La plupart de ces marques ciblent les femmes, soit une catégorie de population formatée par des décennies de marketing ultra-genré. Chez Cosmic Dealer, on revendique une approche orientée sur le soin, qui vise à libérer les femmes de la charge que la société leur assigne. « Être une bonne mère, une bonne employée, une bonne épouse : la société a des attentes immenses pour les femmes », fait valoir Monique Foy, la fondatrice. « En parallèle, la qualité nutritive des produits s’appauvrit et le stress de la vie moderne nous vole notre santé. » Les produits de Cosmic Dealer sont autant de réponses, à travers la consommation, à ce besoin de réassurance et de soin.
Les nouvelles marques « cosmiques » surfent sur une autre tendance du moment, l’exaltation du féminin sacré, soit la force spirituelle et énergétique propre aux femmes qui marquerait l’union sacrée entre le corps et l’esprit. Consommer ces marques serait l’une des manières de trouver le chemin spirituel qui mène à ce degré de connexion avec soi. Vraiment ? Le féminin sacré est une notion controversée, critiquée par les féministes parce qu’elle essentialise les femmes en les renvoyant à leurs facultés reproductives et à une féminité reliée à la nature et aux cycles de lune. Les plus critiques voient dans ce retour de la spiritualité néopaïenne une manière de naturaliser des rapports de domination autrement plus politiques. D’autres, à l’instar de l’autrice Mona Chollet, se désespèrent de voir le « complexe mode-beauté » renouveler en permanence ses discours de manière à rendre les femmes toujours plus captives d’industries qui contribuent à les aliéner.

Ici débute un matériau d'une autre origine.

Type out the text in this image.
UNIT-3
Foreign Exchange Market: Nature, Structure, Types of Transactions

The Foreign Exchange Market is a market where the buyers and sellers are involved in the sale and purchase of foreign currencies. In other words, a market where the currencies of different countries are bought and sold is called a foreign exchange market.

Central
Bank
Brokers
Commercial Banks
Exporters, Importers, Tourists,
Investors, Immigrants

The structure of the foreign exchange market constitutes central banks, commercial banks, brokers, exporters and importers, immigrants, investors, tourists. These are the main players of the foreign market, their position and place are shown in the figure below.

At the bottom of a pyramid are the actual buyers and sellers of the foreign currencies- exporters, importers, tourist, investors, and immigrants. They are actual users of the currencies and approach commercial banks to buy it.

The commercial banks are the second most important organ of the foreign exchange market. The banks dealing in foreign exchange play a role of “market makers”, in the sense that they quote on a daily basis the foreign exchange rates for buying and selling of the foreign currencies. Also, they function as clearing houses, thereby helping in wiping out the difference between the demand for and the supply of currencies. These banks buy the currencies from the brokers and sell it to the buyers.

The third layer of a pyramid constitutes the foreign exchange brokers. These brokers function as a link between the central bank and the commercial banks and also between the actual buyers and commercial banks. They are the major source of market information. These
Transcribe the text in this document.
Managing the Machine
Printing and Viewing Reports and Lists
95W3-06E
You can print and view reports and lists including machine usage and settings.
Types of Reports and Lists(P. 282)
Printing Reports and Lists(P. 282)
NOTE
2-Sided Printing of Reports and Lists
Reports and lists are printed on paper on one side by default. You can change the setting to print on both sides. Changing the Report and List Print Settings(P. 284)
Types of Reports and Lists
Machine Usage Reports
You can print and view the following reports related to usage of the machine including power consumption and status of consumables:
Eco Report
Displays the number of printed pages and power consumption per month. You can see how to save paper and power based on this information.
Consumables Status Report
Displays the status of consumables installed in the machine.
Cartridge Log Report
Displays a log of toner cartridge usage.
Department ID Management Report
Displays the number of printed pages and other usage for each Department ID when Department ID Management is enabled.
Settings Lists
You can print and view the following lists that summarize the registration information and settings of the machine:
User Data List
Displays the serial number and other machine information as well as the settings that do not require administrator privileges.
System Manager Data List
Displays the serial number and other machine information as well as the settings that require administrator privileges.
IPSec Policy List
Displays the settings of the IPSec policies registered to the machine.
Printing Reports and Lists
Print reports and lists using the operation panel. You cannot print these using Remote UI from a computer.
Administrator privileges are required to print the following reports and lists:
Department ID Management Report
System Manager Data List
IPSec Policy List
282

Marques cosmiques et empires du wellness sont les symptômes d’une époque en mal de mythologies et de transcendance. Elles incarnent une culture consumériste post-moderne, où la consommation est vécue comme une forme d’engagement, voire comme une réponse face à la morosité ambiante. Les marchandises remplissent des fonctions émotionnelles que la sociologue Eva Illouz décrit dans l’ouvrage collectif Les marchandises émotionnelles (Premier Parallèle, 2019). Pour elle, les produits tels que les jus détox, les cosmétiques ou les compléments alimentaires sont le véhicule d’un discours sur la transformation et l’amélioration du Moi qui s’adresse directement à nos émotions. Plus encore, nos émotions elles-mêmes, notamment celles marquées par le spleen et le désenchantement, sont aussi des marchandises. Le bien-être physique et psychique tel qu’il est vendu par les marques cosmiques devient alors une réponse adaptée, et lucrative, à une demande latente. Ces marques objectifient des émotions et les transforment en marchés.
Le marché du bien-être dont il est ici question est aussi le reflet d’une époque profondément individualiste. Dans un article au vitriol, publié dans le New York Times, la journaliste Molly Young remarque que « Goop (et ses acolytes comme Moonjuice) vendent l’idée qu’il est normal et légitime pour un individu de passer plusieurs heures par jour à s’interroger sur ses plus infimes changements d’humeur, ses choix alimentaires, sa routine d’exercice physique et son rapport au sommeil. Ces marques promeuvent l’égocentrisme comme la forme la plus raffinée de luxe. » Une hypertrophie du Moi qu’une autre journaliste, Esther Zuckerman, appelle la névrose hollywoodienne soit la propension à considérer son égo comme digne d’attentions constantes. À une époque de profonde confusion politique et idéologique, cette recette-ci a toutes les chances de continuer à connaître le succès.